For the full article, read How to Talk to Boys … And Get Them to Talk Back.

  1. Boys want to connect, they often just don’t know how. Don’t pull away permanently, even when he does temporarily.
  2. Don’t interrogate. Recognize that the school day can be completely exhausting when you figure in the combination of academics with complex social dynamics. Wiseman suggests, “Your goal is to make the first few minutes stress-free. If you do this, he’ll be much more likely to tell you about how his day was on his own. Try asking no questions when you see him.”
  3. Try the night. Most boys respond best when they’re winding down later in the evening, or when they’re going to bed. Even though this means staying up later for older teens, it’s worth it to occasionally wait up and see if he’s more receptive to sharing a conversation.
  4. Boys usually say, “I’m fine, don’t worry about it,” when they’re really feeling the complete opposite. They’re trained to shrug away concern and show calm detachment. Offering a simple, “I’m here if you want to talk about it later” leaves a door open without forcing an interaction.
  5. Offer them your help, but also a pathway to another adult. There are things your son won’t want to tell you but needs to tell someone. Most of the time that distinction needs to be made by him, not you. So how do you navigate all that while still making sure he’s getting adult help? Here’s a suggestion from Wiseman: “If ---[whatever you’re wondering about] ever happens to you, you know you can talk to me. Or if you don’t want to talk to me, let’s think of someone that you would like to talk to.” Your son should have a few adult allies he can turn to that he knows will take him seriously and won’t break his trust by telling you.
  6. Do something together. Boys often talk more freely when they’re sharing an activity – a sport you both like, going on a hike, playing video games together, or doing something you know he’s interested in, whether you share the interest or not. Stay away from phrases like, “Let’s spend time together,” or “I don’t see you enough anymore,” and instead offer something like, “Do you want to go to lunch?” Be careful about raising the pressure for every experience together to be about deep bonding. That’s likely to push him away.
  7. Don’t say these two things.
    • First, never, ever, ever call him a girl (or say he runs/hits/throws/anything else like a girl). Ever. Aside from the fact that it’s degrading to girls, you will lose every ounce of respect he has for you, and you’ll drain him of any personal dignity.

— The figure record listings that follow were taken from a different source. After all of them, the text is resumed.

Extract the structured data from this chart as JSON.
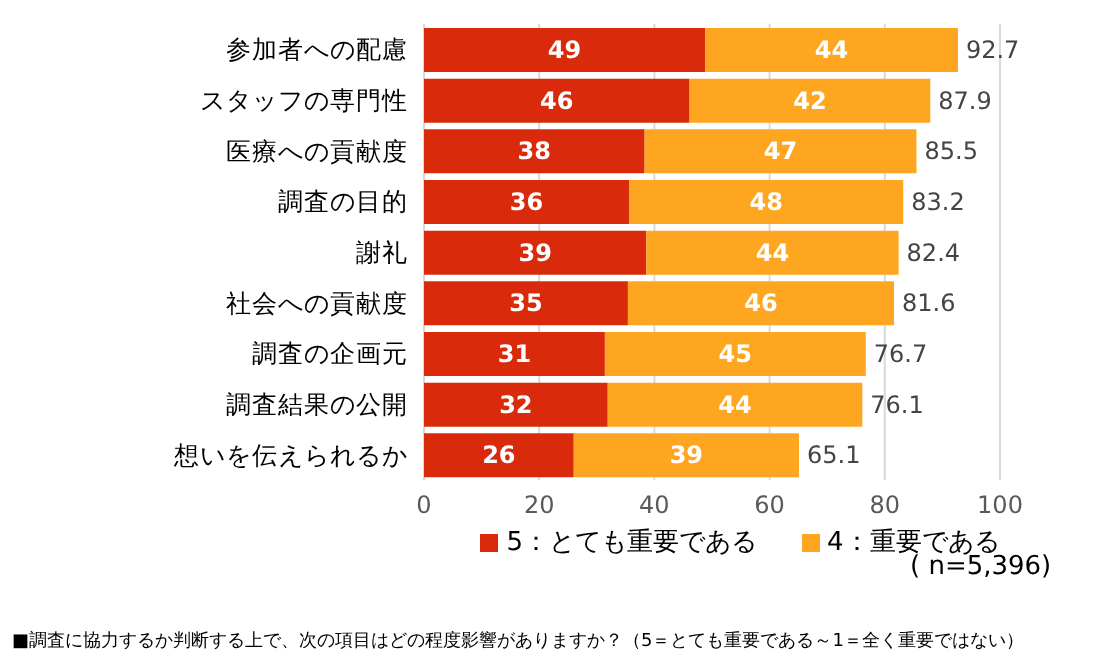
{
  "chart_data": {
    "type": "bar",
    "orientation": "horizontal",
    "stacked": true,
    "categories": [
      "参加者への配慮",
      "スタッフの専門性",
      "医療への貢献度",
      "調査の目的",
      "謝礼",
      "社会への貢献度",
      "調査の企画元",
      "調査結果の公開",
      "想いを伝えられるか"
    ],
    "series": [
      {
        "name": "5：とても重要である",
        "color": "#d92b0c",
        "values": [
          48.8,
          46.1,
          38.3,
          35.6,
          38.6,
          35.4,
          31.4,
          31.9,
          26.0
        ],
        "value_labels": [
          "49",
          "46",
          "38",
          "36",
          "39",
          "35",
          "31",
          "32",
          "26"
        ]
      },
      {
        "name": "4：重要である",
        "color": "#ffa620",
        "values": [
          43.9,
          41.8,
          47.2,
          47.6,
          43.8,
          46.2,
          45.3,
          44.2,
          39.1
        ],
        "value_labels": [
          "44",
          "42",
          "47",
          "48",
          "44",
          "46",
          "45",
          "44",
          "39"
        ]
      }
    ],
    "totals": [
      "92.7",
      "87.9",
      "85.5",
      "83.2",
      "82.4",
      "81.6",
      "76.7",
      "76.1",
      "65.1"
    ],
    "xlim": [
      0,
      100
    ],
    "xticks": [
      0,
      20,
      40,
      60,
      80,
      100
    ],
    "grid": "x",
    "legend": "bottom",
    "annotations": [
      "( n=5,396)",
      "■調査に協力するか判断する上で、次の項目はどの程度影響がありますか？（5＝とても重要である～1＝全く重要ではない）"
    ]
  }
}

    • Second, never say “I’ll take care of this,” or its many counterparts in response to a problem he’s facing. Taking over his battles will only cripple his ability to learn to face hard things, and will likely make him resent your control.

And one more thing: Be prepared to be changed by what you hear. This is Wiseman’s definition of listening. If we’re actually paying attention to what our boys tell us, we have to be willing to change in response.